Right now there is a hot debate raging about an article in The Atlantic by Peter Osnos, a former publisher at Random House. He laments that Penguin, a traditional publisher, bought the self-publishing giant Author Solutions. Armed with statistics that the “overwhelming majority” of self-published books don’t make money, he calls self-publishing’s success a “cruel” paradox.
Sometimes the experts just don’t get it. Old-school publishers like Osnos only want to publish books that sell millions of copies; they write off their lesser titles as “failures”. Yet to authors, selling a limited run isn’t always a failure; that may be their dream come true. A quarter of a million authors self-published books in 2011, for reasons including, but not limited to, making money. Never before have you been able to:
- Create a book for a limited audience of family and friends
- Establish your credentials as an expert to advance your career
- Get your fiction into print so you can find an audience for it
- Retain control of all your rights and all your profits
No, self-publishers don’t have a corner office in New York, and they don’t need one. The cost for an individual to self-publish is negligible; they don’t have the massive costs that are killing the traditional publishing industry.

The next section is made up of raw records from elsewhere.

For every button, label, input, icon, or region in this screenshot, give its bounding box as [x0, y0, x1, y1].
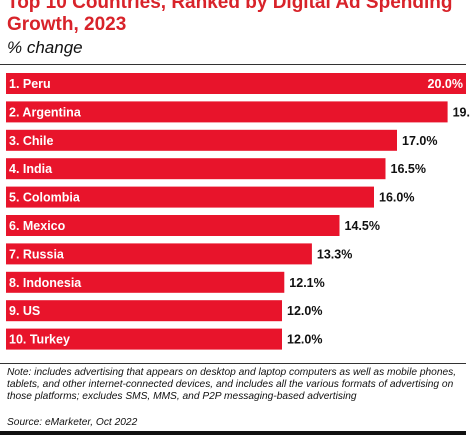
bottom-divider [0, 363, 466, 364]
bar-label-10: 10. Turkey [9, 333, 70, 347]
bar-6 [6, 215, 340, 236]
bar-2 [6, 101, 448, 123]
bar-9 [6, 300, 282, 322]
bar-4 [6, 158, 386, 180]
bar-label-5: 5. Colombia [9, 191, 81, 205]
bar-1 [6, 73, 466, 94]
chart-subtitle: % change [7, 38, 83, 57]
bar-label-8: 8. Indonesia [9, 276, 82, 290]
value-label-8: 12.1% [289, 276, 324, 290]
chart-title: Top 10 Countries, Ranked by Digital Ad S… [7, 0, 453, 35]
value-label-2: 19.2% [453, 105, 470, 119]
bar-label-1: 1. Peru [9, 77, 51, 91]
value-label-9: 12.0% [287, 304, 322, 318]
bar-label-6: 6. Mexico [9, 219, 66, 233]
bar-7 [6, 243, 312, 265]
bar-5 [6, 186, 374, 208]
value-label-3: 17.0% [402, 134, 437, 148]
value-label-4: 16.5% [391, 162, 426, 176]
value-label-10: 12.0% [287, 333, 322, 347]
bar-label-3: 3. Chile [9, 134, 54, 148]
value-label-5: 16.0% [379, 191, 414, 205]
bar-label-9: 9. US [9, 304, 40, 318]
bar-3 [6, 129, 397, 151]
bar-label-4: 4. India [9, 162, 53, 176]
bar-label-2: 2. Argentina [9, 105, 82, 119]
top-divider [0, 64, 466, 65]
chart-note: Note: includes advertising that appears … [7, 367, 457, 402]
value-label-1: 20.0% [428, 77, 463, 91]
value-label-6: 14.5% [345, 219, 380, 233]
value-label-7: 13.3% [317, 247, 352, 261]
bar-label-7: 7. Russia [9, 247, 65, 261]
bar-10 [6, 328, 282, 350]
chart-source: Source: eMarketer, Oct 2022 [7, 417, 138, 428]
bar-chart: 1. Peru 20.0% 2. Argentina 19.2% 3. Chile 17.… [6, 73, 470, 350]
bar-8 [6, 271, 285, 293]
footer-rule [0, 431, 466, 435]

However, we are frequently shocked when we hear how misguided some authors are about self-publishing companies. We’ve seen some very nice people who have been taken advantage of and sold expensive services they don’t really need.
Type self-publishing into your browser and you’ll see links to X-libris, Author House, Wordclay and iUniverse (all owned by Author Solutions), Outskirts Press, Publish America, Lulu and Amazon’s CreateSpace. They’ll all promise to simplify the complexity of self-publishing by selling you a package, bundling together editing, book design, printing, marketing, and lots of add-ons.

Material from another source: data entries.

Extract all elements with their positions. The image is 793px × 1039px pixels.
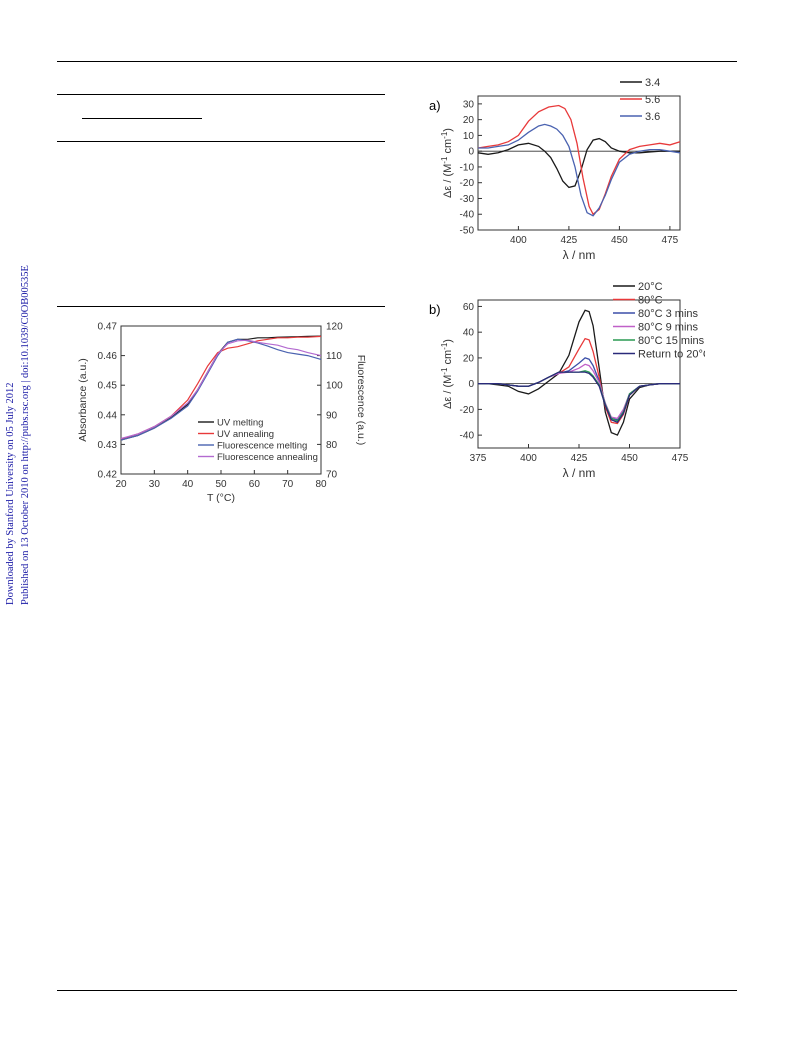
x-tick-label: 375 <box>470 453 487 464</box>
y2-axis-label: Fluorescence (a.u.) <box>355 355 367 445</box>
x-tick-label: 425 <box>561 235 578 246</box>
download-watermark: Downloaded by Stanford University on 05 … <box>5 265 31 605</box>
series-line <box>478 123 681 217</box>
y2-tick-label: 90 <box>326 410 338 421</box>
x-tick-label: 70 <box>282 479 294 490</box>
series-line <box>478 370 680 422</box>
x-tick-label: 475 <box>672 453 689 464</box>
table-bottom-rule <box>57 141 385 142</box>
legend-label: Fluorescence annealing <box>217 452 318 463</box>
figure-top-rule <box>57 306 385 307</box>
y-axis-label: Δε / (M-1 cm-1) <box>440 128 455 198</box>
x-tick-label: 450 <box>611 235 628 246</box>
legend-label: Fluorescence melting <box>217 441 307 452</box>
legend-label: Return to 20°C <box>638 349 705 361</box>
y-tick-label: -50 <box>460 226 475 237</box>
legend-label: 3.4 <box>645 77 660 89</box>
x-tick-label: 450 <box>621 453 638 464</box>
y-tick-label: -30 <box>460 194 475 205</box>
y-tick-label: -40 <box>460 210 475 221</box>
y-tick-label: 0.43 <box>98 440 118 451</box>
y-tick-label: 60 <box>463 302 475 313</box>
plot-frame <box>477 95 681 231</box>
x-tick-label: 30 <box>149 479 161 490</box>
legend-label: 80°C 9 mins <box>638 322 699 334</box>
x-axis-label: λ / nm <box>563 466 596 478</box>
y2-tick-label: 120 <box>326 322 343 333</box>
header-rule <box>57 61 737 62</box>
legend-label: 80°C 3 mins <box>638 308 699 320</box>
y2-tick-label: 110 <box>326 351 342 362</box>
legend-label: UV melting <box>217 418 263 429</box>
x-tick-label: 60 <box>249 479 261 490</box>
y-axis-label-part: Δε / (M <box>442 375 454 409</box>
y-tick-label: 0.46 <box>98 351 118 362</box>
x-tick-label: 400 <box>510 235 527 246</box>
cd-spectra-temperature-chart: 375 400 425 450 475 60 40 20 0 -20 -40 λ / nm b) Δε /… <box>429 281 705 478</box>
y-tick-label: -10 <box>460 162 475 173</box>
y-axis-label: Absorbance (a.u.) <box>77 358 89 441</box>
x-tick-label: 20 <box>115 479 127 490</box>
panel-label: a) <box>429 98 441 113</box>
y-axis-label: Δε / (M-1 cm-1) <box>440 339 455 409</box>
legend-label: 3.6 <box>645 111 660 123</box>
y-tick-label: 0.45 <box>98 381 118 392</box>
y-tick-label: -20 <box>460 178 475 189</box>
y-tick-label: 20 <box>463 115 475 126</box>
y2-tick-label: 70 <box>326 470 338 481</box>
y-tick-label: 10 <box>463 131 475 142</box>
series-line <box>478 371 680 424</box>
y-axis-label-part: Δε / (M <box>442 164 454 198</box>
y-tick-label: 0.42 <box>98 470 118 481</box>
y2-tick-label: 100 <box>326 381 343 392</box>
x-tick-label: 40 <box>182 479 194 490</box>
x-tick-label: 50 <box>215 479 227 490</box>
y-axis-label-superscript: -1 <box>440 156 449 164</box>
y-axis-label-part: cm <box>442 350 454 368</box>
cd-spectra-ph-chart: 400 425 450 475 30 20 10 0 -10 -20 -30 -40 -50 λ / nm… <box>429 77 681 262</box>
y-tick-label: 0.44 <box>98 410 118 421</box>
series-line <box>478 309 680 436</box>
y-axis-label-part: ) <box>442 128 454 132</box>
x-tick-label: 475 <box>662 235 679 246</box>
y-tick-label: -40 <box>460 431 475 442</box>
x-axis-label: T (°C) <box>207 492 235 504</box>
y-axis-label-superscript: -1 <box>440 131 449 139</box>
y-tick-label: -20 <box>460 405 475 416</box>
x-axis-label: λ / nm <box>563 248 596 262</box>
series-line <box>120 338 322 441</box>
download-line: Downloaded by Stanford University on 05 … <box>5 382 16 605</box>
y-tick-label: 0 <box>468 379 474 390</box>
series-line <box>477 137 680 189</box>
y-tick-label: 30 <box>463 99 475 110</box>
y-axis-label-superscript: -1 <box>440 367 449 375</box>
legend-label: 80°C <box>638 295 663 307</box>
legend-label: 80°C 15 mins <box>638 335 705 347</box>
y-axis-label-part: ) <box>442 339 454 343</box>
thermal-melting-chart: 20 30 40 50 60 70 800.420.430.440.450.460.4770… <box>77 322 367 505</box>
published-line: Published on 13 October 2010 on http://p… <box>20 265 31 605</box>
x-tick-label: 80 <box>315 479 327 490</box>
legend-label: 20°C <box>638 281 663 293</box>
y-axis-label-superscript: -1 <box>440 342 449 350</box>
legend-label: UV annealing <box>217 429 274 440</box>
y-tick-label: 0.47 <box>98 322 118 333</box>
footer-rule <box>57 990 737 991</box>
y-tick-label: 20 <box>463 353 475 364</box>
table-top-rule <box>57 94 385 95</box>
series-line <box>478 357 680 421</box>
y-tick-label: 40 <box>463 328 475 339</box>
y2-tick-label: 80 <box>326 440 338 451</box>
y-tick-label: 0 <box>468 147 474 158</box>
series-line <box>120 339 322 440</box>
x-tick-label: 425 <box>571 453 588 464</box>
panel-label: b) <box>429 302 441 317</box>
legend-label: 5.6 <box>645 94 660 106</box>
series-line <box>477 104 681 216</box>
y-axis-label-part: cm <box>442 139 454 157</box>
x-tick-label: 400 <box>520 453 537 464</box>
table-underline <box>82 118 202 119</box>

What they don’t tell you is that you don’t need them. You are SELF publishing, so why exactly do you need a publisher? That’s the old model, people! Most of these packages will include services you don’t need, some at prices often substantially higher than you should pay. Look twice: included in the contract are some nasty surprises; as your publisher, they now have rights to your book (and to the pricing of your book) that you should never sign away. We can say only, “Buyer beware!”
That’s where we come in. Of course, editors and book designers and printers are small businesses, not corporate enough to turn up in a Google search. When you work with a small business or a freelancer, you only contract and pay for the services you need. You’ll also know and communicate with a real person, a skilled professional who is working for you.

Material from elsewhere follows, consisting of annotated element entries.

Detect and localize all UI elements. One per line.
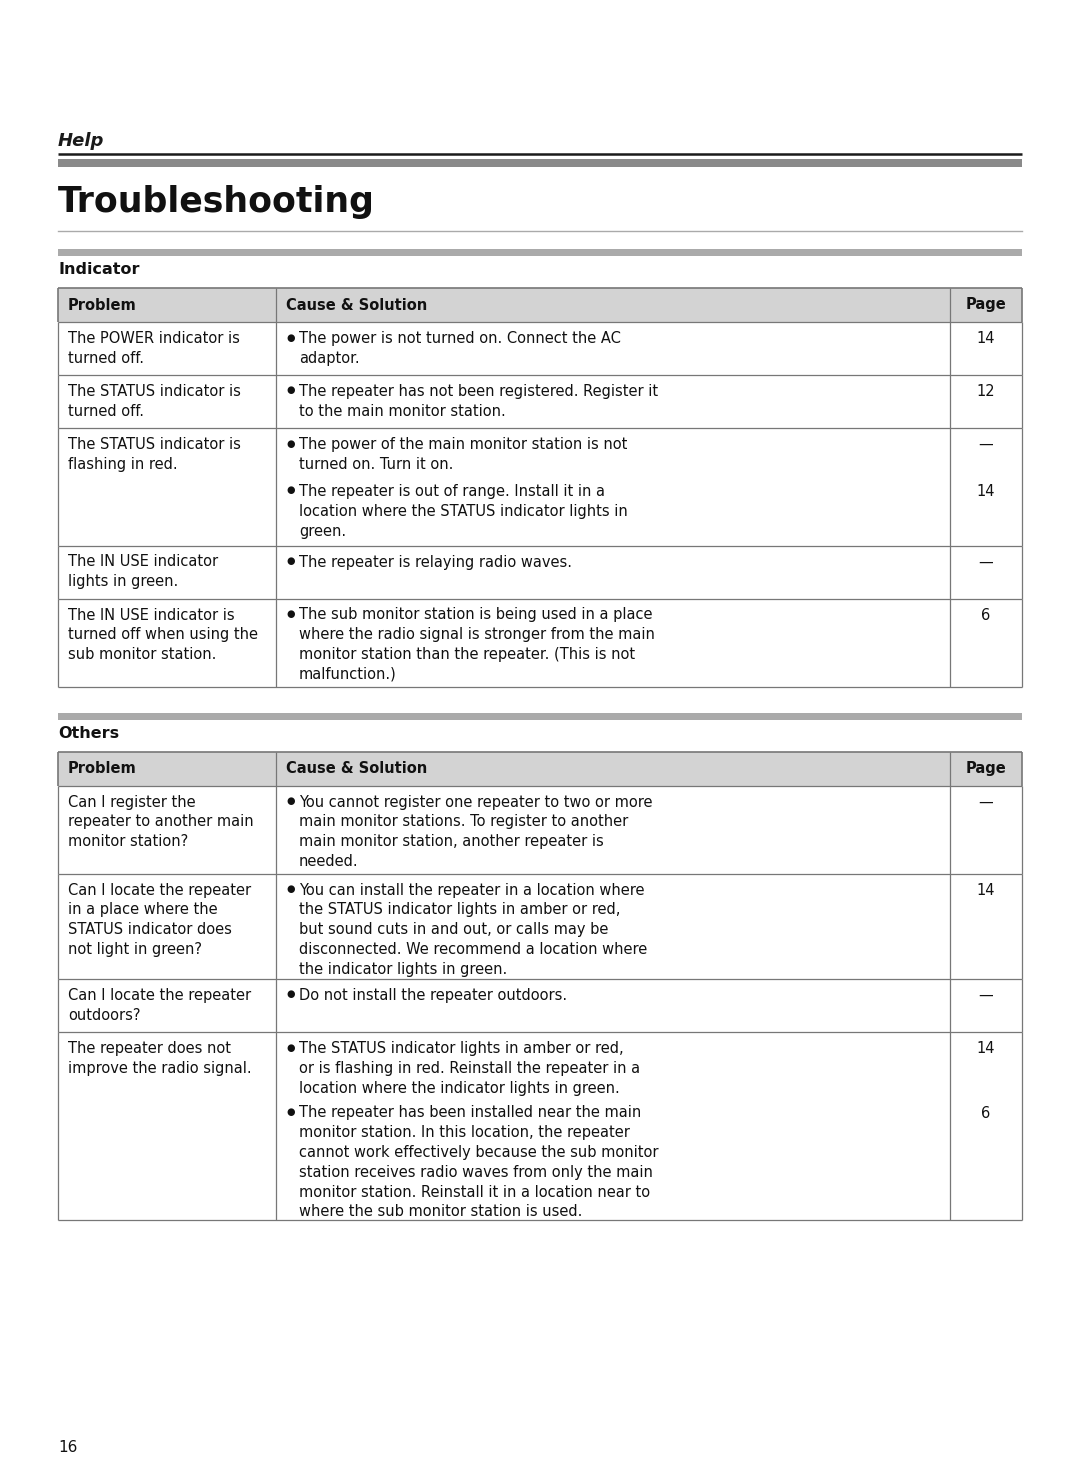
- Text: Indicator: Indicator: [58, 262, 139, 277]
- Text: 14: 14: [976, 331, 996, 347]
- Text: ●: ●: [286, 385, 295, 395]
- Text: 6: 6: [982, 608, 990, 622]
- Text: The STATUS indicator is
turned off.: The STATUS indicator is turned off.: [68, 384, 241, 419]
- Text: The IN USE indicator
lights in green.: The IN USE indicator lights in green.: [68, 555, 218, 590]
- Text: Help: Help: [58, 132, 105, 149]
- Text: 16: 16: [58, 1441, 78, 1455]
- Text: ●: ●: [286, 556, 295, 567]
- Bar: [58, 249, 1022, 256]
- Text: The repeater does not
improve the radio signal.: The repeater does not improve the radio …: [68, 1041, 252, 1076]
- Text: —: —: [978, 555, 994, 569]
- Text: Can I register the
repeater to another main
monitor station?: Can I register the repeater to another m…: [68, 795, 254, 849]
- Text: ●: ●: [286, 990, 295, 1000]
- Text: The STATUS indicator lights in amber or red,
or is flashing in red. Reinstall th: The STATUS indicator lights in amber or …: [299, 1041, 640, 1095]
- Text: —: —: [978, 795, 994, 810]
- Text: Can I locate the repeater
outdoors?: Can I locate the repeater outdoors?: [68, 988, 252, 1023]
- Text: The repeater is out of range. Install it in a
location where the STATUS indicato: The repeater is out of range. Install it…: [299, 485, 627, 539]
- Text: —: —: [978, 988, 994, 1003]
- Text: ●: ●: [286, 1107, 295, 1117]
- Bar: [58, 288, 1022, 322]
- Bar: [58, 160, 1022, 167]
- Text: Troubleshooting: Troubleshooting: [58, 184, 375, 220]
- Text: The STATUS indicator is
flashing in red.: The STATUS indicator is flashing in red.: [68, 436, 241, 471]
- Text: Page: Page: [966, 297, 1007, 312]
- Text: ●: ●: [286, 332, 295, 343]
- Text: The POWER indicator is
turned off.: The POWER indicator is turned off.: [68, 331, 240, 366]
- Text: ●: ●: [286, 609, 295, 619]
- Text: 14: 14: [976, 1041, 996, 1056]
- Text: You cannot register one repeater to two or more
main monitor stations. To regist: You cannot register one repeater to two …: [299, 795, 652, 870]
- Text: ●: ●: [286, 1042, 295, 1053]
- Text: The power is not turned on. Connect the AC
adaptor.: The power is not turned on. Connect the …: [299, 331, 621, 366]
- Text: ●: ●: [286, 439, 295, 448]
- Text: The sub monitor station is being used in a place
where the radio signal is stron: The sub monitor station is being used in…: [299, 608, 654, 682]
- Text: The repeater has been installed near the main
monitor station. In this location,: The repeater has been installed near the…: [299, 1105, 659, 1220]
- Bar: [58, 713, 1022, 719]
- Text: Page: Page: [966, 761, 1007, 776]
- Text: The repeater has not been registered. Register it
to the main monitor station.: The repeater has not been registered. Re…: [299, 384, 658, 419]
- Text: The repeater is relaying radio waves.: The repeater is relaying radio waves.: [299, 555, 572, 569]
- Text: ●: ●: [286, 796, 295, 807]
- Text: Problem: Problem: [68, 761, 137, 776]
- Text: 6: 6: [982, 1105, 990, 1121]
- Text: —: —: [978, 438, 994, 452]
- Text: You can install the repeater in a location where
the STATUS indicator lights in : You can install the repeater in a locati…: [299, 883, 647, 976]
- Text: 12: 12: [976, 384, 996, 400]
- Text: Others: Others: [58, 726, 119, 741]
- Text: Do not install the repeater outdoors.: Do not install the repeater outdoors.: [299, 988, 567, 1003]
- Text: Problem: Problem: [68, 297, 137, 312]
- Text: The IN USE indicator is
turned off when using the
sub monitor station.: The IN USE indicator is turned off when …: [68, 608, 258, 662]
- Text: The power of the main monitor station is not
turned on. Turn it on.: The power of the main monitor station is…: [299, 436, 627, 471]
- Text: Cause & Solution: Cause & Solution: [286, 297, 428, 312]
- Bar: [58, 751, 1022, 786]
- Text: ●: ●: [286, 884, 295, 895]
- Text: 14: 14: [976, 883, 996, 897]
- Text: Cause & Solution: Cause & Solution: [286, 761, 428, 776]
- Text: 14: 14: [976, 485, 996, 499]
- Text: Can I locate the repeater
in a place where the
STATUS indicator does
not light i: Can I locate the repeater in a place whe…: [68, 883, 252, 957]
- Text: ●: ●: [286, 486, 295, 495]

What do you really need to self-publish? A well- written book (that’s your job) that is well edited (that’s our job) and designed (our job) that has an ISBN in your name (easily purchased, we’ll help) and made available for distribution. (We help with that too.) That’s it. You can do this thing, and then sit back and collect your whole profit, or if you’re not in it for the money, then you can savor the satisfaction of a job well done.